I am new to the area and was wondering about hog hunting. Are there any hogs in the Perdido River WMA? Are there many deer up there. I live near Lillian and wouldn't mind doing a little hunting. Lived my whole life in Nebraska and the only pigs we had up there were in pens. Working near Phoenix right now but will be home in a week. Appreciate any info!!:usaflag Steve


----------



## biggamefishr (Oct 26, 2007)

I believe that perdido wma is small game only......but there are hogs on escambia river wma and blackwater wma........check the myfwc.com website for more information about areas and regulations. and welcome to the area

josh


----------



## swander (Dec 1, 2007)

Thanks Josh, I will need to stay in Alabama. I'll look and see how bad will a non resident liscence hit me? :usaflag Steve


----------



## TeamDilligaf (Oct 23, 2007)

it used to be small game only last year(which still included hogs) changed this year to allow deer and hogs. i dunno how many and good of hunting is there though. Im gonna try and hunt there this spring for turkey though


----------



## biggamefishr (Oct 26, 2007)

I apologize for the misinformation I gave you earlier, i guess I hadn't looked at the new brochure since it came out. But the person who posted above me is correct.

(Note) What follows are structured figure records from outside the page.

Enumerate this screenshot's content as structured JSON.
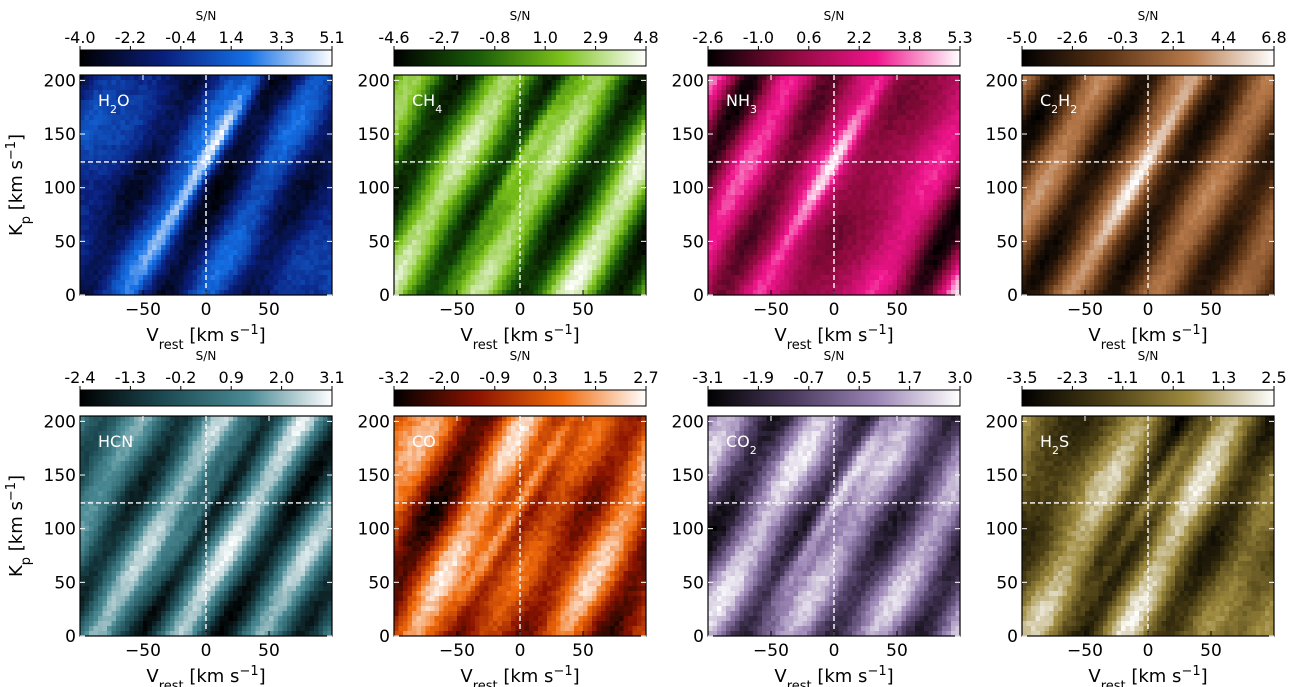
{
  "chart_data": {
    "type": "heatmap",
    "colorbar_label": "S/N",
    "xlabel_main": "V",
    "xlabel_sub": "rest",
    "xlabel_unit": " [km s",
    "xlabel_exp": "−1",
    "xlabel_close": "]",
    "ylabel_main": "K",
    "ylabel_sub": "p",
    "ylabel_unit": " [km s",
    "ylabel_exp": "−1",
    "ylabel_close": "]",
    "xlim": [
      -100,
      100
    ],
    "ylim": [
      0,
      205
    ],
    "xticks": [
      -50,
      0,
      50
    ],
    "xtick_labels": [
      "−50",
      "0",
      "50"
    ],
    "yticks": [
      0,
      50,
      100,
      150,
      200
    ],
    "ytick_labels": [
      "0",
      "50",
      "100",
      "150",
      "200"
    ],
    "expected_position": {
      "v_rest": 0,
      "k_p": 124
    },
    "panels": [
      {
        "species": "H2O",
        "label_parts": [
          [
            "H",
            ""
          ],
          [
            "2",
            "sub"
          ],
          [
            "O",
            ""
          ]
        ],
        "colormap": [
          "#000000",
          "#0a1f7d",
          "#1470e6",
          "#ffffff"
        ],
        "colorbar_ticks": [
          "-4.0",
          "-2.2",
          "-0.4",
          "1.4",
          "3.3",
          "5.1"
        ],
        "vmin": -4.0,
        "vmax": 5.1,
        "peak_sn": 5.1
      },
      {
        "species": "CH4",
        "label_parts": [
          [
            "CH",
            ""
          ],
          [
            "4",
            "sub"
          ]
        ],
        "colormap": [
          "#000000",
          "#1a5c08",
          "#7cc21a",
          "#ffffff"
        ],
        "colorbar_ticks": [
          "-4.6",
          "-2.7",
          "-0.8",
          "1.0",
          "2.9",
          "4.8"
        ],
        "vmin": -4.6,
        "vmax": 4.8,
        "peak_sn": 4.8
      },
      {
        "species": "NH3",
        "label_parts": [
          [
            "NH",
            ""
          ],
          [
            "3",
            "sub"
          ]
        ],
        "colormap": [
          "#000000",
          "#8c0a3c",
          "#f0148c",
          "#ffffff"
        ],
        "colorbar_ticks": [
          "-2.6",
          "-1.0",
          "0.6",
          "2.2",
          "3.8",
          "5.3"
        ],
        "vmin": -2.6,
        "vmax": 5.3,
        "peak_sn": 5.3
      },
      {
        "species": "C2H2",
        "label_parts": [
          [
            "C",
            ""
          ],
          [
            "2",
            "sub"
          ],
          [
            "H",
            ""
          ],
          [
            "2",
            "sub"
          ]
        ],
        "colormap": [
          "#000000",
          "#5a3214",
          "#b87a4a",
          "#ffffff"
        ],
        "colorbar_ticks": [
          "-5.0",
          "-2.6",
          "-0.3",
          "2.1",
          "4.4",
          "6.8"
        ],
        "vmin": -5.0,
        "vmax": 6.8,
        "peak_sn": 6.8
      },
      {
        "species": "HCN",
        "label_parts": [
          [
            "HCN",
            ""
          ]
        ],
        "colormap": [
          "#000000",
          "#1c4a52",
          "#4a8a94",
          "#ffffff"
        ],
        "colorbar_ticks": [
          "-2.4",
          "-1.3",
          "-0.2",
          "0.9",
          "2.0",
          "3.1"
        ],
        "vmin": -2.4,
        "vmax": 3.1,
        "peak_sn": 3.1
      },
      {
        "species": "CO",
        "label_parts": [
          [
            "CO",
            ""
          ]
        ],
        "colormap": [
          "#000000",
          "#8c1400",
          "#f06a0a",
          "#ffffff"
        ],
        "colorbar_ticks": [
          "-3.2",
          "-2.0",
          "-0.9",
          "0.3",
          "1.5",
          "2.7"
        ],
        "vmin": -3.2,
        "vmax": 2.7,
        "peak_sn": 2.7
      },
      {
        "species": "CO2",
        "label_parts": [
          [
            "CO",
            ""
          ],
          [
            "2",
            "sub"
          ]
        ],
        "colormap": [
          "#000000",
          "#4a3a5e",
          "#9a84b4",
          "#ffffff"
        ],
        "colorbar_ticks": [
          "-3.1",
          "-1.9",
          "-0.7",
          "0.5",
          "1.7",
          "3.0"
        ],
        "vmin": -3.1,
        "vmax": 3.0,
        "peak_sn": 3.0
      },
      {
        "species": "H2S",
        "label_parts": [
          [
            "H",
            ""
          ],
          [
            "2",
            "sub"
          ],
          [
            "S",
            ""
          ]
        ],
        "colormap": [
          "#000000",
          "#4a3e14",
          "#a08c40",
          "#ffffff"
        ],
        "colorbar_ticks": [
          "-3.5",
          "-2.3",
          "-1.1",
          "0.1",
          "1.3",
          "2.5"
        ],
        "vmin": -3.5,
        "vmax": 2.5,
        "peak_sn": 2.5
      }
    ]
  }
}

http://myfwc.com/hunting/wma/2007-08/Northwest/PerdidoRiver.pdf


----------



## Wild Injun (Oct 15, 2007)

We used to have some land leased in there for years we killed tons of deer not any big ones the body sizes were always kind of small.I don't know how bad they have hurt it since it has gone public ,but I would definately give it a try.Oh yeah unless things have changed there was not any hogs on it last time i hunted it.If you are looking for hogs you need to hunt one of the delta properties. (upper or lower)Hope this helps a little.


----------



## swander (Dec 1, 2007)

Thanks. Where are the Delta properties? Steve


----------



## Geronimo (Oct 2, 2007)

They are about 50 miles west. Look atthe outdooralabama.com web site, click on hunting and then click on management areas.You should be able to find maps andhunt dates along with directions. You'll probably need a small boat and motor to hunt most of the areas in the delta.


----------



## Ithaca37 (Nov 23, 2007)

There are a few pigs in the area, but for most of the season you can only hunt the area with a quota permit, and those are hard to come by. Might want to check the FWC site first.


----------



## BILLY3 (Dec 12, 2007)

There are hogs in Bluewatercreek Management area also. I'm not sure if there are any permits left. They only give out 400 per season. Eglin is another option. I have found the most pigs in Eglin on the far Eastern side West of Hyway 285 and on range road 211 around the Titi creek area above Jr Walton pond. There are game Bioligist who are more than happy to help you at Eglin. Good luck!


----------



## whipper snapper (Sep 30, 2007)

> *swander (12/11/2007)*I am new to the area and was wondering about hog hunting. Are there any hogs in the Perdido River WMA? Are there many deer up there. I live near Lillian and wouldn't mind doing a little hunting. Lived my whole life in Nebraska and the only pigs we had up there were in pens. Working near Phoenix right now but will be home in a week. Appreciate any info!!:usaflag Steve


we don't have many pigs south of the interstate. there are plenty on the north end up toward barrineau park.


----------



## swander (Dec 1, 2007)

Thanks Whipper Snapper. If I can hunt in Perdido WMA there should be pigs there. That is on the Bama side just south of barrineau park.I will take a ride up there when I get back next week and scope it out. I just need to get out in the woods. 

:usaflag:usaflag 

Steve


----------